Friday, September 11, 2009

Too Busy Means Too Busy


I have been too busy to blog, and am days late in getting this one out. I have been too busy to spend more than 15 minutes each day drawing (though I do break loose a couple of times a week for a few hours of drawing). Too busy to paint (just touch-ups and adjustments to my mostly finished paintings). Too busy to live life, and enjoy being an artist. Yuck!

I have been working hard at trying to increase my art business. I am venturing forth to teach art, as well as increasing the number of shows and competitions, I am trying to increase the number of drawing and painting drop-ins and classes. The business side of art is pressing the bounds of reason in terms of the time I am spending doing it. The business side of art is starting to eat its young (creating art), and I am not happy with that.

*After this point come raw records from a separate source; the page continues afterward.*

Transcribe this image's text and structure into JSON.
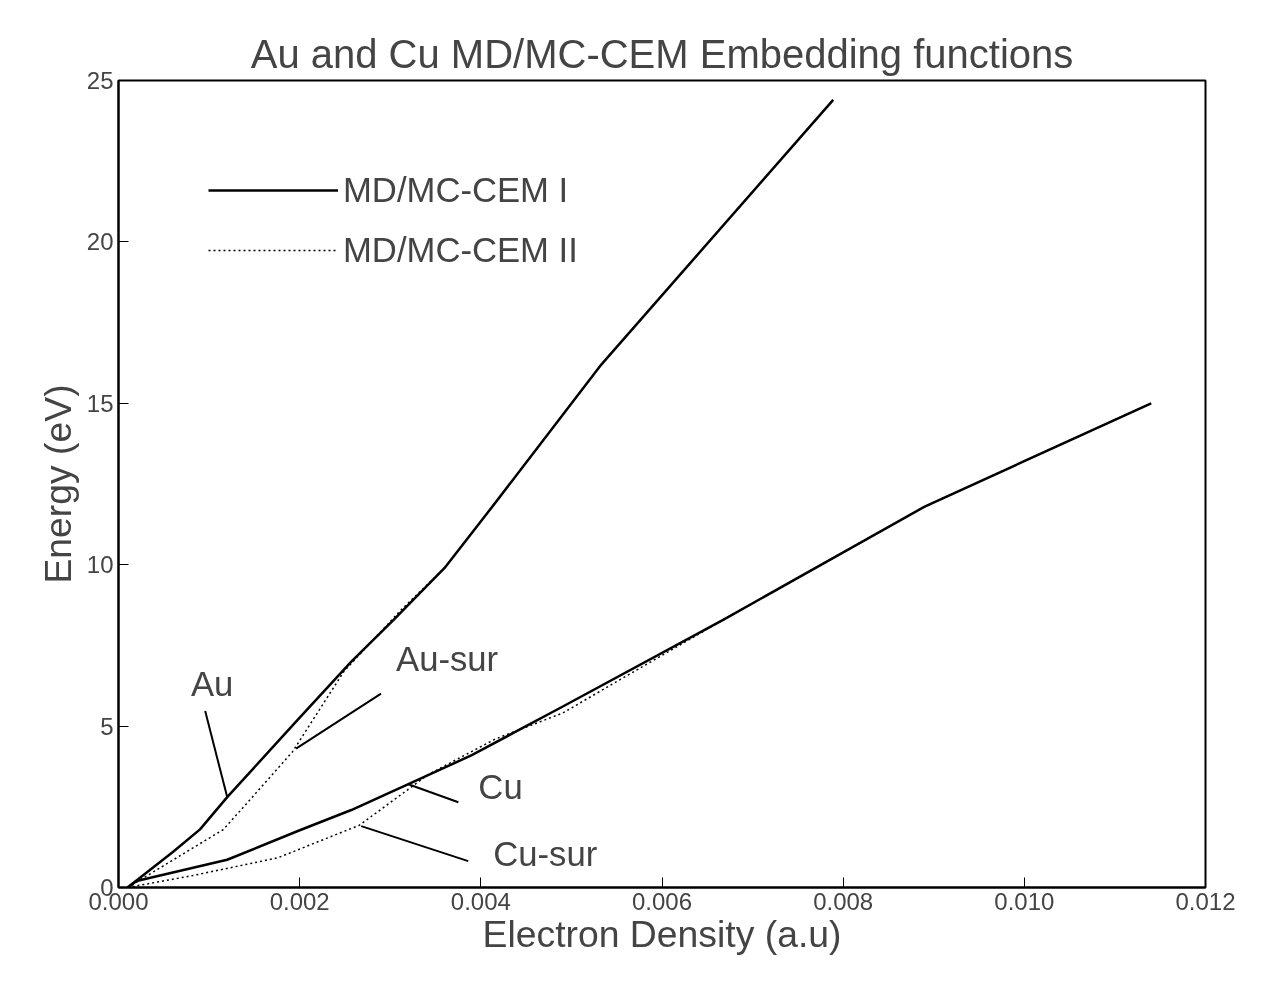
{
  "chart_data": {
    "type": "line",
    "title": "Au and Cu MD/MC-CEM Embedding functions",
    "xlabel": "Electron Density (a.u)",
    "ylabel": "Energy (eV)",
    "series": [
      {
        "name": "MD/MC-CEM I",
        "color": "#000000",
        "line_style": "solid",
        "x": [
          0.0001,
          0.0006,
          0.0009,
          0.0012,
          0.00198,
          0.00257,
          0.00304,
          0.0036,
          0.0041,
          0.00533,
          0.00789
        ],
        "values": [
          0,
          1.1,
          1.8,
          2.8,
          5.2,
          7.0,
          8.3,
          9.9,
          11.7,
          16.2,
          24.4
        ]
      },
      {
        "name": "MD/MC-CEM II",
        "color": "#000000",
        "line_style": "dotted",
        "x": [
          0.0001,
          0.00116,
          0.00192,
          0.00249,
          0.00312,
          0.0036,
          0.0041,
          0.00533,
          0.00789
        ],
        "values": [
          0,
          1.8,
          4.2,
          6.7,
          8.6,
          9.9,
          11.7,
          16.2,
          24.4
        ]
      },
      {
        "color": "#000000",
        "line_style": "solid",
        "x": [
          0.0001,
          0.0002,
          0.0012,
          0.00198,
          0.00257,
          0.0032,
          0.0039,
          0.0049,
          0.00668,
          0.0089,
          0.0114
        ],
        "values": [
          0,
          0.2,
          0.86,
          1.75,
          2.4,
          3.2,
          4.1,
          5.6,
          8.3,
          11.8,
          15.0
        ]
      },
      {
        "color": "#000000",
        "line_style": "dotted",
        "x": [
          0.0001,
          0.00082,
          0.00176,
          0.00266,
          0.00342,
          0.00416,
          0.0049,
          0.00668,
          0.0089,
          0.0114
        ],
        "values": [
          0,
          0.37,
          0.92,
          1.93,
          3.5,
          4.6,
          5.4,
          8.3,
          11.8,
          15.0
        ]
      }
    ],
    "xlim": [
      0,
      0.012
    ],
    "xticks": [
      {
        "value": 0,
        "label": "0.000"
      },
      {
        "value": 0.002,
        "label": "0.002"
      },
      {
        "value": 0.004,
        "label": "0.004"
      },
      {
        "value": 0.006,
        "label": "0.006"
      },
      {
        "value": 0.008,
        "label": "0.008"
      },
      {
        "value": 0.01,
        "label": "0.010"
      },
      {
        "value": 0.012,
        "label": "0.012"
      }
    ],
    "ylim": [
      0,
      25
    ],
    "yticks": [
      0,
      5,
      10,
      15,
      20,
      25
    ],
    "grid": false,
    "legend": "top left",
    "annotations": [
      {
        "text": "Au",
        "x": 0.0012,
        "y": 2.8
      },
      {
        "text": "Au-sur",
        "x": 0.00196,
        "y": 4.3
      },
      {
        "text": "Cu",
        "x": 0.0032,
        "y": 3.2
      },
      {
        "text": "Cu-sur",
        "x": 0.00268,
        "y": 1.9
      }
    ]
  }
}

I know we are all busy, but I have always seemed to be exceptional busy, and I do not know how I create this problem, but I have a gut feeling that I do. I am struggling with balance. I need money to live, and I need time to create art. There is never enough of either. And then their are friends and family that I really want to see and be with. And what about me time? Time to heal and time to rest?

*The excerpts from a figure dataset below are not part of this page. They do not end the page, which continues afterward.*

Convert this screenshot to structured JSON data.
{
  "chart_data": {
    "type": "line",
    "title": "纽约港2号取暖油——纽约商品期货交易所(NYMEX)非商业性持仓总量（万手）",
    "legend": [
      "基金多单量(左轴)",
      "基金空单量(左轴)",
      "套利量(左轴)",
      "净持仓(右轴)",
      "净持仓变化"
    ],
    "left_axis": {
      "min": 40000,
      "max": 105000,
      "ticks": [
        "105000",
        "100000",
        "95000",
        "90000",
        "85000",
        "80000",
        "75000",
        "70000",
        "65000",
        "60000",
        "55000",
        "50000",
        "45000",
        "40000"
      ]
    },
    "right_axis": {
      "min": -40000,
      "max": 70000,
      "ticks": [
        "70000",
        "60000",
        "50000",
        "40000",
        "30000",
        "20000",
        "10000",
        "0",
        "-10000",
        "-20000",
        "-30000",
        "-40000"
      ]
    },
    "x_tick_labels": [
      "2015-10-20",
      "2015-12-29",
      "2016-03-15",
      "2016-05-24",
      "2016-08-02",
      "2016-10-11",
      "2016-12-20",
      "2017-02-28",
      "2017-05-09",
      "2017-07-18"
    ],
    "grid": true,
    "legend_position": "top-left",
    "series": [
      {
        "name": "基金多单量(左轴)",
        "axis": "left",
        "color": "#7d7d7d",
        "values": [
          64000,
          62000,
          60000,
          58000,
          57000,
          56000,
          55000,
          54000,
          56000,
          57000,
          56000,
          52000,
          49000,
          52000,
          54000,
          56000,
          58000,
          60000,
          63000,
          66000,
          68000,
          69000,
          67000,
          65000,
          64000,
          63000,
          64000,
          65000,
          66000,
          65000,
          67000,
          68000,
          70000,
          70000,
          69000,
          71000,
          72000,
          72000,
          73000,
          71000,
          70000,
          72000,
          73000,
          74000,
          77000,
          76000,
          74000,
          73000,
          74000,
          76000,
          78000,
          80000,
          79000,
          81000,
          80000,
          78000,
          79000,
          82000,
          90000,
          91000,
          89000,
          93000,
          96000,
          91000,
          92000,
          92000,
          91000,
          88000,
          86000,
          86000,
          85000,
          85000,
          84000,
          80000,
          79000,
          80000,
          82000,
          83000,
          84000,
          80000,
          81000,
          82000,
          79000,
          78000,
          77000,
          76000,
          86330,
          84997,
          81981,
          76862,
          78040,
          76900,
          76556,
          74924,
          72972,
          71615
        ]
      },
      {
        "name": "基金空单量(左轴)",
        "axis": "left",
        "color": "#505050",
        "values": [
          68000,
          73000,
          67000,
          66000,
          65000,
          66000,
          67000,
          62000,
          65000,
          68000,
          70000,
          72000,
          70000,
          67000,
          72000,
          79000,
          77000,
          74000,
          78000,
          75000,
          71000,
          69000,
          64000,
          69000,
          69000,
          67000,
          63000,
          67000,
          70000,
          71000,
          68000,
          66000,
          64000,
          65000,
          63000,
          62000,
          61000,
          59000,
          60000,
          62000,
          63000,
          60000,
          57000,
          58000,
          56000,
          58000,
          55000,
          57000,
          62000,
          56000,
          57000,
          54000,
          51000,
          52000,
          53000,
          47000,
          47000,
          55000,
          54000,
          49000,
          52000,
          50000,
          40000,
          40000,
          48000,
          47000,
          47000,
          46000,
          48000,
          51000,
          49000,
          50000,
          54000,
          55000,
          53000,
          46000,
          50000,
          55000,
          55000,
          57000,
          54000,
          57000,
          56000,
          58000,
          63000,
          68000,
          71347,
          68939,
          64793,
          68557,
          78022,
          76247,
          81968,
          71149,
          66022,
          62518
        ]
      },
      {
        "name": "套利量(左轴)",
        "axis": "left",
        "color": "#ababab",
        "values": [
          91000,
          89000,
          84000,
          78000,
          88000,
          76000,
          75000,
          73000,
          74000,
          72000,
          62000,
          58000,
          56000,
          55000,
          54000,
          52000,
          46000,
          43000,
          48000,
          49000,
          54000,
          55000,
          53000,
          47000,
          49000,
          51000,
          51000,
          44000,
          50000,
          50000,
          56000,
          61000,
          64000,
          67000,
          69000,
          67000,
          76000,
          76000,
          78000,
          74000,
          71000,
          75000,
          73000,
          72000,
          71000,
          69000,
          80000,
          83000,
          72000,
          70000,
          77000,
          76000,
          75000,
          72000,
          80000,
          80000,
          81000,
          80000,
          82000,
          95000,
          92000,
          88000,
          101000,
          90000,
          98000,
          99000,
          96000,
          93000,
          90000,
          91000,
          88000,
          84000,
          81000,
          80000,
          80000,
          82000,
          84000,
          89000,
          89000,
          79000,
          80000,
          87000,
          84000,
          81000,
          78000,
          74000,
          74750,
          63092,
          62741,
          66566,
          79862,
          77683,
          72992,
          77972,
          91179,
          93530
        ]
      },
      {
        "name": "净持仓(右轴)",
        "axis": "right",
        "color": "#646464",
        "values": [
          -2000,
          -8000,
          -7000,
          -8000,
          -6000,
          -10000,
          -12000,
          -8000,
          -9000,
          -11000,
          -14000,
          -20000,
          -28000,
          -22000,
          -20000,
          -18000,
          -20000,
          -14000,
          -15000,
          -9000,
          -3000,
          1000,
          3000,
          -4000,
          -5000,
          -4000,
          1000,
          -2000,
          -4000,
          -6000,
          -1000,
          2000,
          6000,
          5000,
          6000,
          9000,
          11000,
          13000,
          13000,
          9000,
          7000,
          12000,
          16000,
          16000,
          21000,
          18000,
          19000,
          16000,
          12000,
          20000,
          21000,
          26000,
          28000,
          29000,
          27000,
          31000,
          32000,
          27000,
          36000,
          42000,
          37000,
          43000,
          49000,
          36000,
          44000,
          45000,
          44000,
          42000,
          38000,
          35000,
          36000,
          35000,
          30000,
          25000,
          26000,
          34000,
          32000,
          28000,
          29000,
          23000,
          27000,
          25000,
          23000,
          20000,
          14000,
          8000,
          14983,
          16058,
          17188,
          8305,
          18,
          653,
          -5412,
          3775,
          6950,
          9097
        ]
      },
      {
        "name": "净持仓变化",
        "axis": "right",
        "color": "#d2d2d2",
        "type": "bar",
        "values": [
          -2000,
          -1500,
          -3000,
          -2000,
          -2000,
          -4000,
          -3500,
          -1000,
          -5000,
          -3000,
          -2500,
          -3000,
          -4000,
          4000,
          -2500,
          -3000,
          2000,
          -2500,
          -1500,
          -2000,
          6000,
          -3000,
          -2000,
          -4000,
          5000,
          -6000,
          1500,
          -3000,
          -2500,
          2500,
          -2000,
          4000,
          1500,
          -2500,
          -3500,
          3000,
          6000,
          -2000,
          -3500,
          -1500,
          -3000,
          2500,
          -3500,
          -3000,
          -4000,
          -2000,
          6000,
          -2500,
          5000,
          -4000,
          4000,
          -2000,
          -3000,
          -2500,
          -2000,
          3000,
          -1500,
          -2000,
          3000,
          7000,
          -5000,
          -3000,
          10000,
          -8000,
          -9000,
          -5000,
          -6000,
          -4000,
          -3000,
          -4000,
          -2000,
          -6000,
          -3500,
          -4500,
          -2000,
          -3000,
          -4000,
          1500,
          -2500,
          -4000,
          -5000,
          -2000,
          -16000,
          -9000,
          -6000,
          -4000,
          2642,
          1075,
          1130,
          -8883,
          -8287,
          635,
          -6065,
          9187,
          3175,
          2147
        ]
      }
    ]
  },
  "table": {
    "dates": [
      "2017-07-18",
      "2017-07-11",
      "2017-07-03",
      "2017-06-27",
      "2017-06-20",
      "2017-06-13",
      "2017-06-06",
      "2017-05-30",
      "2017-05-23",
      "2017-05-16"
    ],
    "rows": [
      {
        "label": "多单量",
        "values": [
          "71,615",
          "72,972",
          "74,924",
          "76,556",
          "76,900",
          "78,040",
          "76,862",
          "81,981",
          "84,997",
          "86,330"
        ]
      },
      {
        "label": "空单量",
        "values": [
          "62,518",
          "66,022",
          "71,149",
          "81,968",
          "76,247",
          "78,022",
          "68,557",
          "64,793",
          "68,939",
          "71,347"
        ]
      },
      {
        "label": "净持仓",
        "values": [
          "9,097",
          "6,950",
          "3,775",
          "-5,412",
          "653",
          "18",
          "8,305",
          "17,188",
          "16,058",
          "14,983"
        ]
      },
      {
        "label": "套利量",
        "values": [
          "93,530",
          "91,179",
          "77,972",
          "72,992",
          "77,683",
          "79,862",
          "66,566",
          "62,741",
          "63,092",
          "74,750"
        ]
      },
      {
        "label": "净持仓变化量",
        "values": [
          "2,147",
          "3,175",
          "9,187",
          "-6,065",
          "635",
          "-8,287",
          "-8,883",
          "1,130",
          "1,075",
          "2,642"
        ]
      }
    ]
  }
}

I am feeling tremendous pressure to do everything, as I keep having to shed activities. I know this is a big transition period for me time-wise. With September, all my usual fall, winter and spring activities are starting up again and this plus show schedules and contests are all coming alive again after summer.

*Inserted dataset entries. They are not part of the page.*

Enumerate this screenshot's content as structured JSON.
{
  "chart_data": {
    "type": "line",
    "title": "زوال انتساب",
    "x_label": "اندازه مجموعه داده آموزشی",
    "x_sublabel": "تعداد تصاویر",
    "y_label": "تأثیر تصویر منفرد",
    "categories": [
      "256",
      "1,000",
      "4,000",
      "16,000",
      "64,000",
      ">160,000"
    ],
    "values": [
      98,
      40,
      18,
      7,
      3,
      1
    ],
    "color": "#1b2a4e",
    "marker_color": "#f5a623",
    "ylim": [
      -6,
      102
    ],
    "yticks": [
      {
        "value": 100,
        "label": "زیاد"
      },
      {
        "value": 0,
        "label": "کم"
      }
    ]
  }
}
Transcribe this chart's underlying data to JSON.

I presume that this is a challenge we all face as artists. It is hard to balance life, and art. Right now I feel I am not doing enough art, and art is the reason I do the other things. I just have to put first things first, arrange my life around creating art, and then arrange the rest of my time to do the things I need to support my creating art. I have to get into my artist mindset, and out of my everyday mindset. What is life without art? Empty.

1 comment:

  1. Wow, I know exactly how you're feeling! I just went back to work after a two month summer break and I'm finding it really difficult to balance work and art and business. Like you, I'm trying ot branch out and make my art make money. Blogging, private lessons, workshops and classes... It's so hard to do it all and I keep adding things to my list!